День клонился к закату. Незаметно наползала ночь. Фигура Конрада уже тонула в сером сумраке, а он все стоял, покачиваясь, словно пьяный, но сдаваться не желал.
Собаки в упряжке проголодались. Распластавшись на снегу, они задрали к небу покрытые инеем острые морды и принялись душераздирающе выть.
– Ты все еще тычешь в меня это проклятое ружье? – спросил Конрад.
Она что-то простонала.
– Уходи… пожалуйста, уходи.
Она едва различала его в темноте. Он тоже плохо видел ее и направленное на него дуло. Противоборство продолжалось. Напряжение все нарастало. Для Джоанны это состязание двух самолюбий было настоящей пыткой. Тогда как Конрад испытывал даже нечто вроде азарта – несмотря на голод и утомление. Он знал, что в конце концов победит. Он был уверен… а тогда уж…

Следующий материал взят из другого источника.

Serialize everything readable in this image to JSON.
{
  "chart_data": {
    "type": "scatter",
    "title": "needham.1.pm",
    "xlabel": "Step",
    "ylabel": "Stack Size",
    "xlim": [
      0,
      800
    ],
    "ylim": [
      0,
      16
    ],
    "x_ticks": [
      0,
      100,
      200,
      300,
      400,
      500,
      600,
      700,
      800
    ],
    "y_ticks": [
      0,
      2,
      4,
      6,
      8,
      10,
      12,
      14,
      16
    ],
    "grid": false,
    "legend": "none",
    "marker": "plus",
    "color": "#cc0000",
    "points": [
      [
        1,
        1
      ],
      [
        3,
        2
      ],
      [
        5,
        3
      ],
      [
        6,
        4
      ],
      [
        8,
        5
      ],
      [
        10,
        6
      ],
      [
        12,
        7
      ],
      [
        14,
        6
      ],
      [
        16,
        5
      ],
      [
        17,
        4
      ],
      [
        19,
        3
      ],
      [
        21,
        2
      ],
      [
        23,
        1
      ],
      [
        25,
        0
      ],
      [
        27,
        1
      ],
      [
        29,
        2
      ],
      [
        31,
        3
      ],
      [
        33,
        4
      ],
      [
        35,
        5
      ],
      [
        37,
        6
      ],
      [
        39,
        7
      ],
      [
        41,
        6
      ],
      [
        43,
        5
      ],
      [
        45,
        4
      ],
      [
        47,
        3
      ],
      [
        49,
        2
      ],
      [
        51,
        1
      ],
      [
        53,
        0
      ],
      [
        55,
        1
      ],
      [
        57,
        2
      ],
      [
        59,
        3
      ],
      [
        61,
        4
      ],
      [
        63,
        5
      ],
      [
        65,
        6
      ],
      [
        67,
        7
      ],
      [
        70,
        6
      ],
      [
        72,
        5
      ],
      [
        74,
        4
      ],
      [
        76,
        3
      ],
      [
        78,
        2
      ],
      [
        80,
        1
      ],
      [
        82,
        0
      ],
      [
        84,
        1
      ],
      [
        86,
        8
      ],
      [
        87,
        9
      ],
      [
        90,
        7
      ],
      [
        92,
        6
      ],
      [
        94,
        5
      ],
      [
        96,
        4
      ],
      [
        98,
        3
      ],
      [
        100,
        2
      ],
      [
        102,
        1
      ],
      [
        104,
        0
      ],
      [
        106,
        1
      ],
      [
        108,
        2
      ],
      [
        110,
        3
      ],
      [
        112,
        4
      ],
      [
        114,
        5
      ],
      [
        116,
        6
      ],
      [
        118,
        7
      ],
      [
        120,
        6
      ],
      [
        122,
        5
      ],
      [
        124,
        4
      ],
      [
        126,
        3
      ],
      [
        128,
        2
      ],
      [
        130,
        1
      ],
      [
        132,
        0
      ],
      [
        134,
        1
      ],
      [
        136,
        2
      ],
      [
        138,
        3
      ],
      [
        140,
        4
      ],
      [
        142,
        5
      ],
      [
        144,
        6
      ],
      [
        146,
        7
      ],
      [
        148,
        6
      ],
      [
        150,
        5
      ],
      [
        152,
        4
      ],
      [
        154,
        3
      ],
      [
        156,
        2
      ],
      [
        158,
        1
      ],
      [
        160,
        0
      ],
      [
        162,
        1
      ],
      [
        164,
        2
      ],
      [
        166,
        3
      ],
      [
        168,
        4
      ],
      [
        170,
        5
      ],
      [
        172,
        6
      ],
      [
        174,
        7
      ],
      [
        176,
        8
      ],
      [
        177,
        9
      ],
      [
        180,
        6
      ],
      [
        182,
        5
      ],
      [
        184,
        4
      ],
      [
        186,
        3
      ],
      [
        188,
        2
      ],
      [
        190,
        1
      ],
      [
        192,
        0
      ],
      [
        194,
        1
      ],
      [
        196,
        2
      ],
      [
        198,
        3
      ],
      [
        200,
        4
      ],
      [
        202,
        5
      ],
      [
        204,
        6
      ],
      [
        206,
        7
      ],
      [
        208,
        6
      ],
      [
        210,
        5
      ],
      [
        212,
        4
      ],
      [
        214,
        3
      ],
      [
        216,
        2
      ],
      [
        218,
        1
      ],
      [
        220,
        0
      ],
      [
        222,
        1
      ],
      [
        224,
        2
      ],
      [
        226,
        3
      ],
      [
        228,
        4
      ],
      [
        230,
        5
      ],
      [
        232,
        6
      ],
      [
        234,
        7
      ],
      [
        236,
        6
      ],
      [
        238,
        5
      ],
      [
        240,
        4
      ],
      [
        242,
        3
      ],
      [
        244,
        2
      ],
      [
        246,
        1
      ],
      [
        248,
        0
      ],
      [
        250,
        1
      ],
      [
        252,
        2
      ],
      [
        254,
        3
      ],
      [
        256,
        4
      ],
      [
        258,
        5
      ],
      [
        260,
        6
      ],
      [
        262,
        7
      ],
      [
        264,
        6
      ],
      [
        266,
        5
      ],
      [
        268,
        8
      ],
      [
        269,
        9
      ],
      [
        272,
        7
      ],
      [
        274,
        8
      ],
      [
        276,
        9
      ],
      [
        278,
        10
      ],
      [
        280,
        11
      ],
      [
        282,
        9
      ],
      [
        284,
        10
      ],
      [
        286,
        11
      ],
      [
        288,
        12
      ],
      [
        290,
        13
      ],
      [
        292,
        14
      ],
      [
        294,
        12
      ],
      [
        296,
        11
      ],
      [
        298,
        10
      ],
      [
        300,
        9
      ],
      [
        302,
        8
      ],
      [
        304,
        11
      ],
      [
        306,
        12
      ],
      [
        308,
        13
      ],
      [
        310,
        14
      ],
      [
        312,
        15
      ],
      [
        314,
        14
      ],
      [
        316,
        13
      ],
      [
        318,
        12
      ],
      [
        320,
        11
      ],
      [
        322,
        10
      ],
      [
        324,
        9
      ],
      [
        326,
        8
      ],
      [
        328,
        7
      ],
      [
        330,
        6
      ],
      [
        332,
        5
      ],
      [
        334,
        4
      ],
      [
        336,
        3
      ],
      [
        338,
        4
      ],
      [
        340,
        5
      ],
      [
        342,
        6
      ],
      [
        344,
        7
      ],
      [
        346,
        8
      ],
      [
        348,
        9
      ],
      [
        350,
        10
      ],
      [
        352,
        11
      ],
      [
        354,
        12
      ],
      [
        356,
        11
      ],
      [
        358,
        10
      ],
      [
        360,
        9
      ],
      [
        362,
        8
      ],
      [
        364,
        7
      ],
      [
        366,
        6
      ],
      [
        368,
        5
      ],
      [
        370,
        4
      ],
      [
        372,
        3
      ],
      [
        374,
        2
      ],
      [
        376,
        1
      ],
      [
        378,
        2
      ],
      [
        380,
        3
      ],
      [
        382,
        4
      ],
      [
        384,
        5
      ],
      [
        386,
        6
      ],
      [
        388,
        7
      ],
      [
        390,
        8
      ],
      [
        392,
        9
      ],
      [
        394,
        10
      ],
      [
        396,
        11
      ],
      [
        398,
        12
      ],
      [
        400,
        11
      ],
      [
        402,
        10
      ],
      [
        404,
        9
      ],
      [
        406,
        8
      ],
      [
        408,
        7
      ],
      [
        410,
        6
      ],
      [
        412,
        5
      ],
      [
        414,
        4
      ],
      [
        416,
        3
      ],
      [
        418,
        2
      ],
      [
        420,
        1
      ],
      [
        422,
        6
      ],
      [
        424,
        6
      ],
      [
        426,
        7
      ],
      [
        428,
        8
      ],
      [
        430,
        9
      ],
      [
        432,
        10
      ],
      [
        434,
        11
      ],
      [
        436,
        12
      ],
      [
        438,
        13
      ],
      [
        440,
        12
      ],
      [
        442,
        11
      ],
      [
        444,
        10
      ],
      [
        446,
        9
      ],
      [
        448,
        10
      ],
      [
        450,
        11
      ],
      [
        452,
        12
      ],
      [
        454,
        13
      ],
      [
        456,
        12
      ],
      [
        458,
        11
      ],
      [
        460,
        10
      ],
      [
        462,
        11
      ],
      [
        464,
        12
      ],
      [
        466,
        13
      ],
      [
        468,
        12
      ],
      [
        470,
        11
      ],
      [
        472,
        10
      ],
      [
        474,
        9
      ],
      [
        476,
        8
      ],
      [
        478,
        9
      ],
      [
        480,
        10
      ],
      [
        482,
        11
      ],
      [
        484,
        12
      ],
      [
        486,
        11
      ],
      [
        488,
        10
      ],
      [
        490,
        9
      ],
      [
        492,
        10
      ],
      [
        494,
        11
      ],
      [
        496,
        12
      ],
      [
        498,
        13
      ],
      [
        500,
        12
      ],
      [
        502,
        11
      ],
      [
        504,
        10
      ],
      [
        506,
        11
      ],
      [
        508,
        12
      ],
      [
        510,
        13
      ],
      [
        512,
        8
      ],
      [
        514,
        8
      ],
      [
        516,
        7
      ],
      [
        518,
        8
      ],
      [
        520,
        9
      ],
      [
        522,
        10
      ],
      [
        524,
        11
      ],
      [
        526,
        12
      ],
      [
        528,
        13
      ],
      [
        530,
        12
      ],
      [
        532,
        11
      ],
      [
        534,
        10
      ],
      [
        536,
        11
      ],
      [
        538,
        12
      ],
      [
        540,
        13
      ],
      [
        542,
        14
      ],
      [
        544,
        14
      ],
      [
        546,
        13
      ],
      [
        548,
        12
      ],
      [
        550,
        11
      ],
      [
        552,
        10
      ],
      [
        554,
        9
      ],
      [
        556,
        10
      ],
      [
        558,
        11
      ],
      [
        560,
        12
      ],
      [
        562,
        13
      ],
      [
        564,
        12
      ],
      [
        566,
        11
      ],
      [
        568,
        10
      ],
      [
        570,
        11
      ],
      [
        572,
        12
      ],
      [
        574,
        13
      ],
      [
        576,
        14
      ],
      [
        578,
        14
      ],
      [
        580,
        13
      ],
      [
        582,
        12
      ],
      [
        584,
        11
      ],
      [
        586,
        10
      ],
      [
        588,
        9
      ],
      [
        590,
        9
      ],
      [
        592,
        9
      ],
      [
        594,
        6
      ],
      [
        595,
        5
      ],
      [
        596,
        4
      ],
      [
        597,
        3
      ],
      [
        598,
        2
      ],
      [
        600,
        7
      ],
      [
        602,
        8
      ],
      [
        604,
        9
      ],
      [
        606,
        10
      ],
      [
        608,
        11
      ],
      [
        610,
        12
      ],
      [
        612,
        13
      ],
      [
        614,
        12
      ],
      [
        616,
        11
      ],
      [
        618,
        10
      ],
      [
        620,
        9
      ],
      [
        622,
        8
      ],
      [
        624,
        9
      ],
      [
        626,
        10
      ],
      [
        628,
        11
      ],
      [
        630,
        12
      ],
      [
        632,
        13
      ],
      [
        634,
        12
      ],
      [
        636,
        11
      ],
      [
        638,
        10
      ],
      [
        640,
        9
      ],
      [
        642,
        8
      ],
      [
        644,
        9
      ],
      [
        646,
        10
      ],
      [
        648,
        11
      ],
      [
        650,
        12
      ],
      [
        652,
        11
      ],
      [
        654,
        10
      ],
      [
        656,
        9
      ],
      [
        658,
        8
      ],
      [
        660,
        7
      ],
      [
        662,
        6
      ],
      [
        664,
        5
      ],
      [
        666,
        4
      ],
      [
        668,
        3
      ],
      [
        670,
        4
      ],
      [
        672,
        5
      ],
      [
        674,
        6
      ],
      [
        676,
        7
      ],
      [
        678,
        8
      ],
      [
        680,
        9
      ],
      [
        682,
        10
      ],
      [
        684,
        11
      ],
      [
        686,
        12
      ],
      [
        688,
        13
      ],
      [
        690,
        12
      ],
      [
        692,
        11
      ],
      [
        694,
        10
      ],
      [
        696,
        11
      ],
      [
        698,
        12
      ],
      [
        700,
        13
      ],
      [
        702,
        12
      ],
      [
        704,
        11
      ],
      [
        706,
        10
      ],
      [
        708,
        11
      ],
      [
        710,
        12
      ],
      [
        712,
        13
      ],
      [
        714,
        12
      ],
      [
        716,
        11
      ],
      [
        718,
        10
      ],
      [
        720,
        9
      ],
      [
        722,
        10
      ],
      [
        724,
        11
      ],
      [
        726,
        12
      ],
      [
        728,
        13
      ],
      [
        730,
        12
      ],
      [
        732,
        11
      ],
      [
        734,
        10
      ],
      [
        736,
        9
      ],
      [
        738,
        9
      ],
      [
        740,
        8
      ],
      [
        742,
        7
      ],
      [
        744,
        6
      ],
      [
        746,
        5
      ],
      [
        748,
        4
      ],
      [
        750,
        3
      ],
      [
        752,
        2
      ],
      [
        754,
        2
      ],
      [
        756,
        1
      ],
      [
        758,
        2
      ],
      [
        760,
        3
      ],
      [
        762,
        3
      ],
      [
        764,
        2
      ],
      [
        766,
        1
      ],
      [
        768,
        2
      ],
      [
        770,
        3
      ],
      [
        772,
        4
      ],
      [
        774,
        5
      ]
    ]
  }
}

Неожиданно до его ушей донесся протяжный стон. Глаза его вспыхнули хищным огнем. Конрад увидел, как худенькая фигурка за окном покачнулась. Он резко пригнулся, и в ту же секунду над головой у него просвистела пуля. Джоанна почувствовала, что теряет сознание и в последний момент выстрелила, отчаянно пытаясь спастись. Конрад Оуэн выпрямился и плотоядно захохотал. В один прыжок он очутился у окна. Так и есть! Эта дуреха свалилась в обморок. Даже ружье выронила. Наконец-то! Он непрерывно похохатывал и потирал затекшие руки.
Затем пнул распростертое тело незадачливого индейца, перешагнул через него и закрыл за собой дверь хижины.